Airman's Creed embodies warrior heritage

  • Published
  • By Col. Cassandra Salvatore
  • 81st Inpatient Operations Squadron commander
I am very excited to be a part of Team Keesler and back in Mississippi. 

I began my Air Force career here more than 25 years ago and, at that time, we didn't have an Airman's Creed. In fact, the Airman's Creed is just 15 months old. First introduced on April 18, 2007, by former Air Force Chief of Staff Gen. T. Michael Moseley, it was created to instill in us a sense of pride and remind us of our warfighting heritage and our incredible history.  

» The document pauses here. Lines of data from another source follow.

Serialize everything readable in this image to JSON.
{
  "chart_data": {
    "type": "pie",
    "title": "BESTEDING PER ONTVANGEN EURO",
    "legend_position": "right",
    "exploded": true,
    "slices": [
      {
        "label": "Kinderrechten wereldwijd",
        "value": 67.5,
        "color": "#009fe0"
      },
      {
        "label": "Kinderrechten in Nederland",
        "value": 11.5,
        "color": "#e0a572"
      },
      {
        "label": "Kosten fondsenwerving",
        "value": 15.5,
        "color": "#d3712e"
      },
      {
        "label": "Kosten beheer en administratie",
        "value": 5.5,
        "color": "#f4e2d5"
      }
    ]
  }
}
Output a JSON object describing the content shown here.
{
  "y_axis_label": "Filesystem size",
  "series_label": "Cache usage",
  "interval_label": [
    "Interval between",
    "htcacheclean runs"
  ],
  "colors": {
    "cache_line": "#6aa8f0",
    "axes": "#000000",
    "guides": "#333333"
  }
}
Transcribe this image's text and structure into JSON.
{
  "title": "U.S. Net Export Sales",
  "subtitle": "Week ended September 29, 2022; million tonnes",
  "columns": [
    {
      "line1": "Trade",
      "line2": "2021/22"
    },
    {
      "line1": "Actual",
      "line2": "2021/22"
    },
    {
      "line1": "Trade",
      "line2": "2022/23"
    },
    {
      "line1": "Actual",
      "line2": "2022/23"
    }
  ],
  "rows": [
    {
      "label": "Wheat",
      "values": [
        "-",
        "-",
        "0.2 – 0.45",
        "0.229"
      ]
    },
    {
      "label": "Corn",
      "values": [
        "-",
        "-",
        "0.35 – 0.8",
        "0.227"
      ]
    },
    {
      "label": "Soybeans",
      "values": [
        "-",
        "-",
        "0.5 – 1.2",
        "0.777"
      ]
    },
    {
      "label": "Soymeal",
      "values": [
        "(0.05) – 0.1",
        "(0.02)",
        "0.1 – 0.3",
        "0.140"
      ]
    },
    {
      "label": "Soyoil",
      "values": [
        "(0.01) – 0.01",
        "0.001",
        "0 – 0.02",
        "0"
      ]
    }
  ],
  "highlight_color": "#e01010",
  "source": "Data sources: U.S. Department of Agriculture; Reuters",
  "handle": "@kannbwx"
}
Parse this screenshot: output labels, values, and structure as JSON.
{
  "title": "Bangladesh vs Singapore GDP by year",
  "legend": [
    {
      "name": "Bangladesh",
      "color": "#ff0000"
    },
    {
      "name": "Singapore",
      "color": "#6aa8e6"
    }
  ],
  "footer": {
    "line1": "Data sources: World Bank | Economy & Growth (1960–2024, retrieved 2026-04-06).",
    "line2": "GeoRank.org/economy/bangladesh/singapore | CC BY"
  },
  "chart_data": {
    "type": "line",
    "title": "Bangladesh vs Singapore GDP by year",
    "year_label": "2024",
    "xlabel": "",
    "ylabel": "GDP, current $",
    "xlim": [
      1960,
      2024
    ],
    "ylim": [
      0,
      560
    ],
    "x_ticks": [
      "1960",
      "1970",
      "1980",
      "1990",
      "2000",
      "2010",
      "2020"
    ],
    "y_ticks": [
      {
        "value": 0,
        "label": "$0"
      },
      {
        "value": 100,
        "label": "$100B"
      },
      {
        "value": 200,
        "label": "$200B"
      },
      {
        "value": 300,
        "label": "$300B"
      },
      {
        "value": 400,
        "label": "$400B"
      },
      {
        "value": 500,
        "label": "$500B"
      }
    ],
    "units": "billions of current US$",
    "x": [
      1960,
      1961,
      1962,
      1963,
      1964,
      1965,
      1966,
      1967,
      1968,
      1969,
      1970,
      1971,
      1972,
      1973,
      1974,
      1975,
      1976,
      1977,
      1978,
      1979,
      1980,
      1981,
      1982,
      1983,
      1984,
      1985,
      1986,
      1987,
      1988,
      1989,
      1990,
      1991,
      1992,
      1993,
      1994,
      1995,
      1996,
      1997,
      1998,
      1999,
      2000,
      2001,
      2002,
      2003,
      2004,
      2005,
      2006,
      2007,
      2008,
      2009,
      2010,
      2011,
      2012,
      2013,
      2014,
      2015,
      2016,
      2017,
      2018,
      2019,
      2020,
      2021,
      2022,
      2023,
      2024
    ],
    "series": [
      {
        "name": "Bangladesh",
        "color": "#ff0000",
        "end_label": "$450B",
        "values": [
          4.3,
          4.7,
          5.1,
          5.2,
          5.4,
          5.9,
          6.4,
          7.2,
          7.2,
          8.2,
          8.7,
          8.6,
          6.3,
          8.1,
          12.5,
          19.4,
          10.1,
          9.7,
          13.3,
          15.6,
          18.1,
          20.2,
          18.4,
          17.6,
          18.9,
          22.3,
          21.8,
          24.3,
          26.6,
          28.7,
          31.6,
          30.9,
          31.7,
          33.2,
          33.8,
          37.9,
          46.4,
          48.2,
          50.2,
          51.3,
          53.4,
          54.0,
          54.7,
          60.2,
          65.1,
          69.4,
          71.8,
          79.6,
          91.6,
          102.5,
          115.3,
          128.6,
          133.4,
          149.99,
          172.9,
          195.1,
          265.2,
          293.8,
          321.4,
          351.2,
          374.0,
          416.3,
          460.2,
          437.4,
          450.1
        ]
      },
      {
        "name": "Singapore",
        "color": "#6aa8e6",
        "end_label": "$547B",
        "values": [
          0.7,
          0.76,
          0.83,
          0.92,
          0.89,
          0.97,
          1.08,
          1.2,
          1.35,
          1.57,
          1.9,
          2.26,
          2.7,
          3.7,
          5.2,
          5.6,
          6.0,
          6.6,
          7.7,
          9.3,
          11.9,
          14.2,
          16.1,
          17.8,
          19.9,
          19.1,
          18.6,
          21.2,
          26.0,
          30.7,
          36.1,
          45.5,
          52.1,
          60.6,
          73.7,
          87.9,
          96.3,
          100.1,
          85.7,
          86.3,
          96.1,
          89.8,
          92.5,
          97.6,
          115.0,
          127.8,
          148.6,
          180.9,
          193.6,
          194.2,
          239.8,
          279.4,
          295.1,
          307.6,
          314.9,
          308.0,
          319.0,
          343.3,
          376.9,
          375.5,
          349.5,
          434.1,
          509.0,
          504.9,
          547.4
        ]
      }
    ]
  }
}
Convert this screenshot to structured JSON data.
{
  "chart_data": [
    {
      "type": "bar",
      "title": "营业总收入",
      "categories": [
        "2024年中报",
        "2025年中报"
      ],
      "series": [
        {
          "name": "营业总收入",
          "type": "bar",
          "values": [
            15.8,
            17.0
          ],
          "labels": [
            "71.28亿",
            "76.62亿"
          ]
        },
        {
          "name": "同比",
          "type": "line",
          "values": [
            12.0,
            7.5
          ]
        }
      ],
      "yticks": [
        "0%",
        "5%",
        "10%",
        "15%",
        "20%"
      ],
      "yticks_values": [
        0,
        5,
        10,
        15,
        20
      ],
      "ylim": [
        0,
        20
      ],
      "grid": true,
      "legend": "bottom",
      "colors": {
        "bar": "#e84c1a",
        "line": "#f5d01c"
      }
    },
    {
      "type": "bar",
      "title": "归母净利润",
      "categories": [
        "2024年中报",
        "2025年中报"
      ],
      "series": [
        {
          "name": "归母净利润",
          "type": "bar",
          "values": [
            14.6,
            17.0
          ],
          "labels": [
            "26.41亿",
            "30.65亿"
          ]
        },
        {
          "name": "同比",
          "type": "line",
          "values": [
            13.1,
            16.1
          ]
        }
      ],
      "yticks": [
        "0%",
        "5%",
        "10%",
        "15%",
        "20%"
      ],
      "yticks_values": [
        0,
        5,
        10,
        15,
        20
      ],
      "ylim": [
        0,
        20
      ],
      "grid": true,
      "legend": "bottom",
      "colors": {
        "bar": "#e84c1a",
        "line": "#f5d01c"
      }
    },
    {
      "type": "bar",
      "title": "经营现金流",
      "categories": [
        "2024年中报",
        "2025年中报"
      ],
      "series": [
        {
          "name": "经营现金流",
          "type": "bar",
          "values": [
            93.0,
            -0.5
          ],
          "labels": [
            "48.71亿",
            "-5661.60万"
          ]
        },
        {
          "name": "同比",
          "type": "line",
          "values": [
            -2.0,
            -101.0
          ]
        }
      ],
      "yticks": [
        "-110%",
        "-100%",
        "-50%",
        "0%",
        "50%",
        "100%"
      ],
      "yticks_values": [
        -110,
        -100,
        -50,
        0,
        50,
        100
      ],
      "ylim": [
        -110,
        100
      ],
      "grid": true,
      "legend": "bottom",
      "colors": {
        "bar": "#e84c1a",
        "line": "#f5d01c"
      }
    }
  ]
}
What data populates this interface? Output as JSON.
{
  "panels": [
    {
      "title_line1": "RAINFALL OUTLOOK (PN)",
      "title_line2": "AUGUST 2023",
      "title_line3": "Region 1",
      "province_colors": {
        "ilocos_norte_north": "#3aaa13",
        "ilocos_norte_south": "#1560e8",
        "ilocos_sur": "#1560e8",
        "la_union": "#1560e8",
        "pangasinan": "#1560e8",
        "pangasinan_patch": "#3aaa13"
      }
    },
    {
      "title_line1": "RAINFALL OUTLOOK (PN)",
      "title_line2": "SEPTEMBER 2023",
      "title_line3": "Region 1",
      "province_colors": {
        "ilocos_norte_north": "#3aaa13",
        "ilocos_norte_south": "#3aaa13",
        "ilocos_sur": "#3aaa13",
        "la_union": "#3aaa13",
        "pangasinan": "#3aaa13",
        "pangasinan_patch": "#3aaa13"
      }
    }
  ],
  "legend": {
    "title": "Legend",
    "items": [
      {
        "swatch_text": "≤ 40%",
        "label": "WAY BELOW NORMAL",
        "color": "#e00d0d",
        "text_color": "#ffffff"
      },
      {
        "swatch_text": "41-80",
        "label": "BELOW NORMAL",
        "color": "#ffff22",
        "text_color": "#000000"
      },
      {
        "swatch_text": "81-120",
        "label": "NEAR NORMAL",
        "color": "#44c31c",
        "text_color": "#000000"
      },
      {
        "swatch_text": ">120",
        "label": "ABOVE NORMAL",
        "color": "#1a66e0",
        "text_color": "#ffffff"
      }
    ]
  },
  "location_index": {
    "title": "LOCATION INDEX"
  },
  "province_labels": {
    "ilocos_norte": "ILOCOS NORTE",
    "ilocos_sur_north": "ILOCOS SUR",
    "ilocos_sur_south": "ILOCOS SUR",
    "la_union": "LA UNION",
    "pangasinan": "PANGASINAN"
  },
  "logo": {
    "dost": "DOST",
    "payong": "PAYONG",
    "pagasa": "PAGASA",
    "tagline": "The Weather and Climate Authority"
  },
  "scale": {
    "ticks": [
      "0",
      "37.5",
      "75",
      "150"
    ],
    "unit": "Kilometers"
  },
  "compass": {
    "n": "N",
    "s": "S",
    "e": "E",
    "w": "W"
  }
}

To be honest, when the creed first came out, I didn't get it. In 25 years, I have seen mantras, programs and other changes come and go. For example, who remembers Total Quality Management? Or what about the service dress uniform with the striped rank on the sleeves? In addition, was I really supposed to memorize it? It has four stanzas ... 94 words! 

It took me about seven months and a deployment, but now I get it. During my deployment as the 376th Expeditionary Medical Group commander, I worked alongside fellow Airmen who were guardians of freedom and justice -- our nation's sword and shield. I participated in fallen warrior ceremonies, saluting the caskets of heroes who had defended our country with their lives. 

Our wing at the deployed location had come from a proud heritage, a tradition of honor and a legacy of valor. It was named after the 376th Bombardment Group which served the 9th, 12th and 15th Air Forces in World War II. However, it was not until our deployed command chief, Chief Master Sgt. Lisa Sirois, challenged us to memorize the creed that it really began to resonate in my soul. Each week we memorized one stanza and would recite it at the end of our wing's senior leadership meeting. 

As I began memorizing the creed, I quickly realized the power of each phrase. I had been so wrong in my earlier thinking. General Moseley said, "Having an Airman's creed is like a blinding flash of the obvious: that it simply and concisely puts into words the warfighting spirit that exists in Airmen past and present." 

I plan to challenge my squadron's executive staff -- officers and enlisted -- to memorize the creed. We'll recite a stanza each week at the end of our weekly meeting until they have it memorized. 

Have you memorized the creed? I urge you to take a few minutes each day while you are putting on your uniform to memorize the words. Why? Because you are an American Airman, you are a warrior and you have answered your nation's call.